Le bras de fer se poursuit entre l’Iran et les Etats-Unis, qui ont réussi à convaincre la Russie et la Chine d’adhérer à leur position. En effet, les cinq membres permanents du Conseil de sécurité des Nations Unies, en l’occurrence les Etats-Unis, la Chine, la Russie, la Grande-Bretagne et la France ont décidé à l’unanimité, mardi 31 janvier 2006, de saisir le Conseil de sécurité du dossier épineux relatif au programme nucléaire iranien. Dans un communiqué commun publié après un dîner de travail à Londres auquel ont pris part également le ministre allemand et le chef de la diplomatie européenne, Javier Solana, les ministres des Affaires étrangères des cinq pays permanents de cette instance "ont convenu que la réunion extraordinaire de l’Agence internationale de l’énergie atomique (AIEA) devrait transférer au Conseil de sécurité sa décision sur les mesures exigées de l’Iran". La réunion d’urgence du conseil des gouverneurs de l’AIEA est prévue jeudi à Vienne. Cette décision fait suite à la suspension par l’Iran du moratoire sur l’enrichissement de l’uranium.

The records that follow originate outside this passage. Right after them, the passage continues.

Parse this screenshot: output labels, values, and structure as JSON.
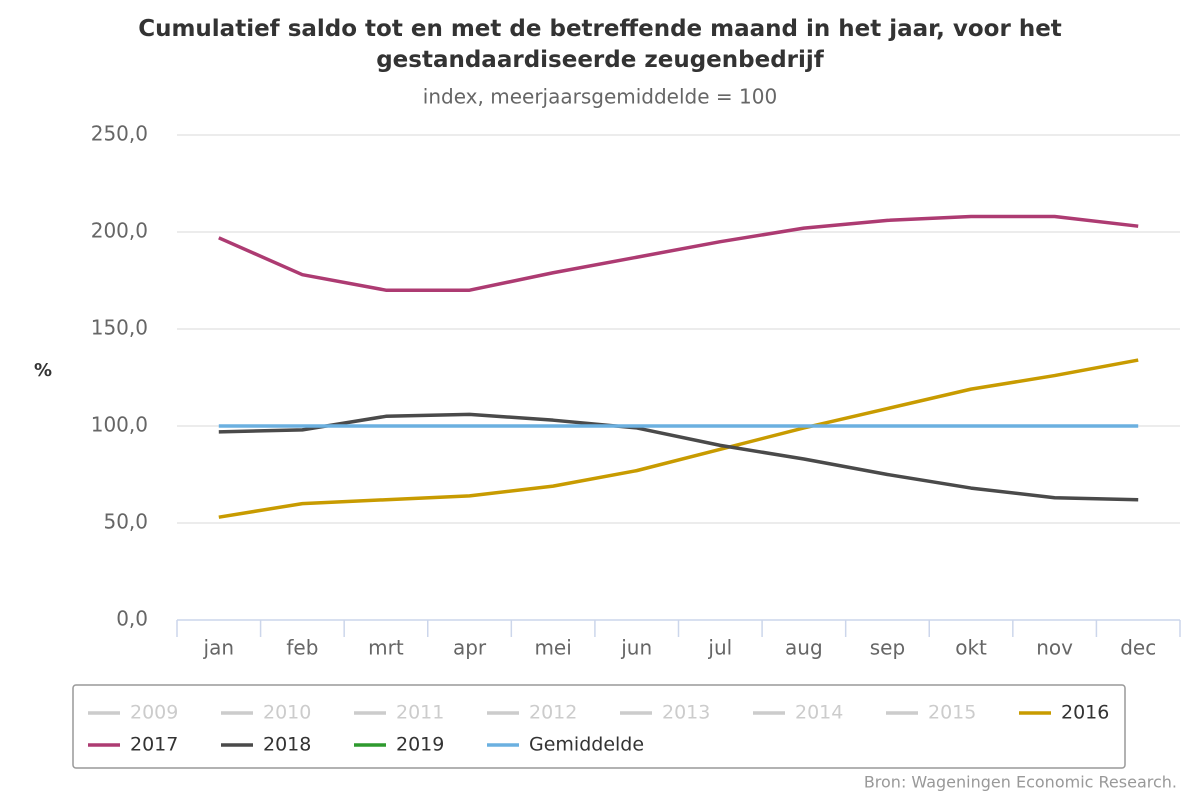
{
  "chart_data": {
    "type": "line",
    "title": "Cumulatief saldo tot en met de betreffende maand in het jaar, voor het gestandaardiseerde zeugenbedrijf",
    "subtitle": "index, meerjaarsgemiddelde = 100",
    "y_label": "%",
    "source": "Bron: Wageningen Economic Research.",
    "categories": [
      "jan",
      "feb",
      "mrt",
      "apr",
      "mei",
      "jun",
      "jul",
      "aug",
      "sep",
      "okt",
      "nov",
      "dec"
    ],
    "ylim": [
      0,
      250
    ],
    "yticks": [
      {
        "value": 0,
        "label": "0,0"
      },
      {
        "value": 50,
        "label": "50,0"
      },
      {
        "value": 100,
        "label": "100,0"
      },
      {
        "value": 150,
        "label": "150,0"
      },
      {
        "value": 200,
        "label": "200,0"
      },
      {
        "value": 250,
        "label": "250,0"
      }
    ],
    "grid": true,
    "legend": "bottom",
    "series": [
      {
        "name": "2009",
        "color": "#cccccc",
        "visible": false,
        "values": [
          null,
          null,
          null,
          null,
          null,
          null,
          null,
          null,
          null,
          null,
          null,
          null
        ]
      },
      {
        "name": "2010",
        "color": "#cccccc",
        "visible": false,
        "values": [
          null,
          null,
          null,
          null,
          null,
          null,
          null,
          null,
          null,
          null,
          null,
          null
        ]
      },
      {
        "name": "2011",
        "color": "#cccccc",
        "visible": false,
        "values": [
          null,
          null,
          null,
          null,
          null,
          null,
          null,
          null,
          null,
          null,
          null,
          null
        ]
      },
      {
        "name": "2012",
        "color": "#cccccc",
        "visible": false,
        "values": [
          null,
          null,
          null,
          null,
          null,
          null,
          null,
          null,
          null,
          null,
          null,
          null
        ]
      },
      {
        "name": "2013",
        "color": "#cccccc",
        "visible": false,
        "values": [
          null,
          null,
          null,
          null,
          null,
          null,
          null,
          null,
          null,
          null,
          null,
          null
        ]
      },
      {
        "name": "2014",
        "color": "#cccccc",
        "visible": false,
        "values": [
          null,
          null,
          null,
          null,
          null,
          null,
          null,
          null,
          null,
          null,
          null,
          null
        ]
      },
      {
        "name": "2015",
        "color": "#cccccc",
        "visible": false,
        "values": [
          null,
          null,
          null,
          null,
          null,
          null,
          null,
          null,
          null,
          null,
          null,
          null
        ]
      },
      {
        "name": "2016",
        "color": "#c89b00",
        "visible": true,
        "values": [
          53,
          60,
          62,
          64,
          69,
          77,
          88,
          99,
          109,
          119,
          126,
          134
        ]
      },
      {
        "name": "2017",
        "color": "#ad3b72",
        "visible": true,
        "values": [
          197,
          178,
          170,
          170,
          179,
          187,
          195,
          202,
          206,
          208,
          208,
          203
        ]
      },
      {
        "name": "2018",
        "color": "#4a4a4a",
        "visible": true,
        "values": [
          97,
          98,
          105,
          106,
          103,
          99,
          90,
          83,
          75,
          68,
          63,
          62
        ]
      },
      {
        "name": "2019",
        "color": "#2e9a2e",
        "visible": true,
        "values": [
          null,
          null,
          null,
          null,
          null,
          null,
          null,
          null,
          null,
          null,
          null,
          null
        ]
      },
      {
        "name": "Gemiddelde",
        "color": "#6bb0e0",
        "visible": true,
        "values": [
          100,
          100,
          100,
          100,
          100,
          100,
          100,
          100,
          100,
          100,
          100,
          100
        ]
      }
    ]
  }
}
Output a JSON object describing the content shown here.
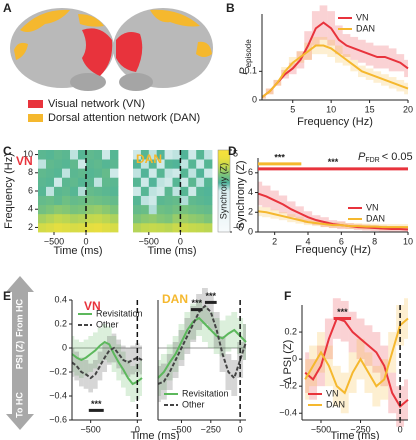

Téhéran, ne voulant pas céder aux pressions de l’Occident et déterminé à poursuivre ses activités de recherches atomiques, a qualifié cette décision de nulle et non avenue. "Les Européens ne pourront pas trouver de base juridique, dans le cadre du règlement de l’AIEA, pour envoyer le dossier iranien au Conseil de sécurité, et cela constitue leur plus grande difficulté", a réagi Gholamreza Agazadeh, le chef de l’Organisation iranienne de l’énergie atomique (OIEA), cité par l’agence Isna.
Il a insisté sur son droit à poursuivre ses activités de recherches nucléaires reprises le 10 janvier dernier. "Les activités de recherches sont un droit inaliénable de l’Iran" et la décision de les reprendre "est irréversible", a déclaré le chef de l’équipe des négociateurs nucléaires Javad Vaïdi. Il a ajouté que ces activités n’avaient "pas de liens avec la production industrielle du combustible nucléaire à Natanz toujours suspendue".
En outre, l’Iran a mis en garde la communauté internationale contre la mise en oeuvre de cette mesure. Il a souligné qu’un renvoi de son dossier nucléaire devant le Conseil de sécurité de l’Onu provoquerait une rupture dans les négociations. L’Iran a en outre appelé à une véritable approche diplomatique pour dénouer la crise qui l’oppose à la communauté internationale.
"Informer ou saisir le Conseil de sécurité du dossier iranien est la fin de la diplomatie et cela n’est pas du tout positif", a déclaré Ali Larijani, principal dirigeant en charge du nucléaire, cité par la télévision d’Etat.
"Je pense que nous pourrons arriver à de bons résultats à travers les négociations, mais si les Européens choisissent une voie non pacifique (…) elle ne sera pas dans leur intérêt", a ajouté M. Larijani.
"Nous leur conseillons de continuer les négociations constructives avec l’Iran". Toutefois, toute sanction du Conseil de sécurité des Nations unies a été repoussée jusqu’au mois de mars, précise le communiqué, dont le texte est relayé par l’AFP.
Les cinq pays permanents de cette instance internationale, qui disposent d’un droit de veto, ont en effet précisé que "le Conseil de sécurité devrait attendre le rapport du directeur général de l’AIEA, Mohamed ElBaradei, au Conseil des gouverneurs de l’agence avant de prendre une décision pour renforcer l’autorité de l’AIEA". Ledit rapport est attendu le 6 mars prochain.
Les Etats-Unis, qui plaidaient depuis des mois en faveur d’une saisine du Conseil de sécurité, mais se heurtaient auparavant aux réticences de Moscou et Pékin, se sont félicités de ce "succès significatif". "C’est la décision la plus importante de la communauté internationale sur le dossier iranien depuis plusieurs années", a indiqué un responsable américain s’exprimant sous couvert de l’anonymat.